Historically sci-fi setting paint spacetravel and combat with a nautical tone. Ships turn to "port", move "ahead 1/3" and fire on targets to their "stern" or "starboard".

2300 seems at times to have a very NASA feel to it, IMHO, and there is a good argument that the future of spaceflight will pattern its terminology after current air-space technology, or develop its own rather than borrowing naval terms and perspectives.

Thoughts?
 
In the SG1 TV series it was the airforce that got to fly the starships that were built in the later series.

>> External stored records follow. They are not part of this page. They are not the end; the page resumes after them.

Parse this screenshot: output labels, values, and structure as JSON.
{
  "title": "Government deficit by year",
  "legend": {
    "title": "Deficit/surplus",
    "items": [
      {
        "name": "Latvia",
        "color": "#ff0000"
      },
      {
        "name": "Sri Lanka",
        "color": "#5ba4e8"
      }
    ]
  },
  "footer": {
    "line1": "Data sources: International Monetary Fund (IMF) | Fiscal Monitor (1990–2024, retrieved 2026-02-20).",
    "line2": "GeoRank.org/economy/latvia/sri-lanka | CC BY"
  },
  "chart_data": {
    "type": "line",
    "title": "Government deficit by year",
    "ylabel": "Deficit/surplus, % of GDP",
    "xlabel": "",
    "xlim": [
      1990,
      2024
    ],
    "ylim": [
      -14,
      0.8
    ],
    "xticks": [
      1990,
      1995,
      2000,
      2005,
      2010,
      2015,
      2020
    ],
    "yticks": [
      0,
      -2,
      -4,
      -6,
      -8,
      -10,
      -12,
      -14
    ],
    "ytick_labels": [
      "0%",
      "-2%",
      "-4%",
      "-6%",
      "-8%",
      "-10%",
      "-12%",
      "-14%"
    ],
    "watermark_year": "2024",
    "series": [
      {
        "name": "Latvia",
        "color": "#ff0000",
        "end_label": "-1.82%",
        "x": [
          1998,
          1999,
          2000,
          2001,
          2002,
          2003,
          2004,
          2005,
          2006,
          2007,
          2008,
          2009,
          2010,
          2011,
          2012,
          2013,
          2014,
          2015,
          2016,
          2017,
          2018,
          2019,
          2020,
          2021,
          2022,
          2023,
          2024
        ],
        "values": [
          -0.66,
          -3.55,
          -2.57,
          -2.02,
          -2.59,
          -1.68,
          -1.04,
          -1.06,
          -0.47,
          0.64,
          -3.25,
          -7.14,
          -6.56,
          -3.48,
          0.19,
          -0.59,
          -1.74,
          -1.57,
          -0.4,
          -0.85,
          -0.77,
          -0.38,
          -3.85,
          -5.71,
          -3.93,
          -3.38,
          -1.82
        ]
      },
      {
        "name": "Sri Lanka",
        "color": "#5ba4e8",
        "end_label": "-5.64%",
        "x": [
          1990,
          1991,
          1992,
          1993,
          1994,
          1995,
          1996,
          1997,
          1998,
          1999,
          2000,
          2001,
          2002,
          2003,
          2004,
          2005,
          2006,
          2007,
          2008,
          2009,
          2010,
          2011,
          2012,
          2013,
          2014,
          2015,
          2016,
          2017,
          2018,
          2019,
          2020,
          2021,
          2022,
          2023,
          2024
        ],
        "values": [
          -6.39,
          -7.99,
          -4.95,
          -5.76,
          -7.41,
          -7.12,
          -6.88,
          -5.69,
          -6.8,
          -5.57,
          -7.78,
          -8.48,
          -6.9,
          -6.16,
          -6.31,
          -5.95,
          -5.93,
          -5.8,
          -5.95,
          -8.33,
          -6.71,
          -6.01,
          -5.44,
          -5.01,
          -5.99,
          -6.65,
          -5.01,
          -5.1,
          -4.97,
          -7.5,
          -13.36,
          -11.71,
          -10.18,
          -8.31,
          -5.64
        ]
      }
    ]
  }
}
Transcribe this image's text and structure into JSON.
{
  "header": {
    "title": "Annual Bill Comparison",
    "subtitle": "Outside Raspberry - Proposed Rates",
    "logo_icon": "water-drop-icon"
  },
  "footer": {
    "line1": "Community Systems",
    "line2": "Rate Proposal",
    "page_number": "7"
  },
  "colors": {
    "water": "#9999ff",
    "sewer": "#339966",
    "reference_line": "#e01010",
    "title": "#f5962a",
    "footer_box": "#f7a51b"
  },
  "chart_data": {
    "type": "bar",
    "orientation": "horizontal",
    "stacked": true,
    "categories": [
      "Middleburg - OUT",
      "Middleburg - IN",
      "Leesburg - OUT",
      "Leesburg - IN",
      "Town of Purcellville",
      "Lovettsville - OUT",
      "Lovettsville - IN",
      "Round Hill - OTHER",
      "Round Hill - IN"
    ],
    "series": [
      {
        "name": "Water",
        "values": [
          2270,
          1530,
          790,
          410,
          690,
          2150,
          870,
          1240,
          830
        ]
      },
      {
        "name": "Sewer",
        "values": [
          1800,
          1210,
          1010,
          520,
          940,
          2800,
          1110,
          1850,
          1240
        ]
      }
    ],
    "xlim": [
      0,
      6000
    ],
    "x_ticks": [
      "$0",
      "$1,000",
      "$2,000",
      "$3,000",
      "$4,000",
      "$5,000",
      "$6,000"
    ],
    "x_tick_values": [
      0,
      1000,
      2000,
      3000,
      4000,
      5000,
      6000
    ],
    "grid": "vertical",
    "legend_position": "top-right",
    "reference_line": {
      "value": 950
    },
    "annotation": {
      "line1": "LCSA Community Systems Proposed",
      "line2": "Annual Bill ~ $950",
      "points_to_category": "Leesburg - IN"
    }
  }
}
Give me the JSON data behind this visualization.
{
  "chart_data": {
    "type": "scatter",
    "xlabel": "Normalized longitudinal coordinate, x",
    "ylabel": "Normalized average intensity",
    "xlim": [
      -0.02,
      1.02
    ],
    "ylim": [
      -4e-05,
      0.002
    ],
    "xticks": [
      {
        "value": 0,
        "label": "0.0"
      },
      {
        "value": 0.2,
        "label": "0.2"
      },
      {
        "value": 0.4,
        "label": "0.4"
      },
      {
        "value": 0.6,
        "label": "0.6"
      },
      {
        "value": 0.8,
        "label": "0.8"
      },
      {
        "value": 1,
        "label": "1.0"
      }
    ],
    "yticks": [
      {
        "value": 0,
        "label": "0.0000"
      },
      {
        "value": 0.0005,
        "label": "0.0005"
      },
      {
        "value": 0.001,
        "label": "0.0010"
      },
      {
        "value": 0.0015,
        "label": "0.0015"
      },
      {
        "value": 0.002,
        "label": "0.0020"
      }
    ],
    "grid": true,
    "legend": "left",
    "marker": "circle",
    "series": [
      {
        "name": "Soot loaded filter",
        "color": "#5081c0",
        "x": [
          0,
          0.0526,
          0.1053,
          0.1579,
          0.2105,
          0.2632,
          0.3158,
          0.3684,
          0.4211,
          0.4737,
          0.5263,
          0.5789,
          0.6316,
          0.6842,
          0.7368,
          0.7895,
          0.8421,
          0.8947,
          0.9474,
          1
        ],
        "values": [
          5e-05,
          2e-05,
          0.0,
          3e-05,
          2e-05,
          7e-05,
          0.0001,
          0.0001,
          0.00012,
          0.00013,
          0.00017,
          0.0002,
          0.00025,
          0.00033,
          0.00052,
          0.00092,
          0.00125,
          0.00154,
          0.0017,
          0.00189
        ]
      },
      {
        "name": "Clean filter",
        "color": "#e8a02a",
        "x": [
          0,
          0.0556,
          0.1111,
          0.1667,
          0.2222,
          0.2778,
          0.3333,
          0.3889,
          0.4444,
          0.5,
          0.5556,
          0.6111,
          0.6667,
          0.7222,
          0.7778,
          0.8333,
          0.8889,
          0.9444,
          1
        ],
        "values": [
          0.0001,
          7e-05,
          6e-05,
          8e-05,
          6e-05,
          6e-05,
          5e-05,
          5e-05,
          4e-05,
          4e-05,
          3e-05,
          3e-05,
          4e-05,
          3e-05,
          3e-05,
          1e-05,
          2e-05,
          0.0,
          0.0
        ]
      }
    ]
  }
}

I always thought that was pretty original since, as you say, most sci-fi has the space navy fly the ships.
 
Ive been researching and making a list of aerospace terms, some remotely familiar to even the most casual of space fans, to sort of lend the right atmosphere to the game. Drop some phrases like..

Your pilot performs a 10 minute OTM (Orbital Trim Maneuver) and establishes a Clark orbit (geostationary)

The Maser looks fried and we are barely getting anything on the HGA, High Gain Antennae. At this speed the doppler is a real bitch as well. We wont be hearing from anybody for a while.

Give us a 30 degree right azimuth on the bouy and see what another hour at that heading does for us.

even if not technically accurate, they appear just scientific to be "cool" and really lend some atmosphere, helping the players see 2300 in the right light.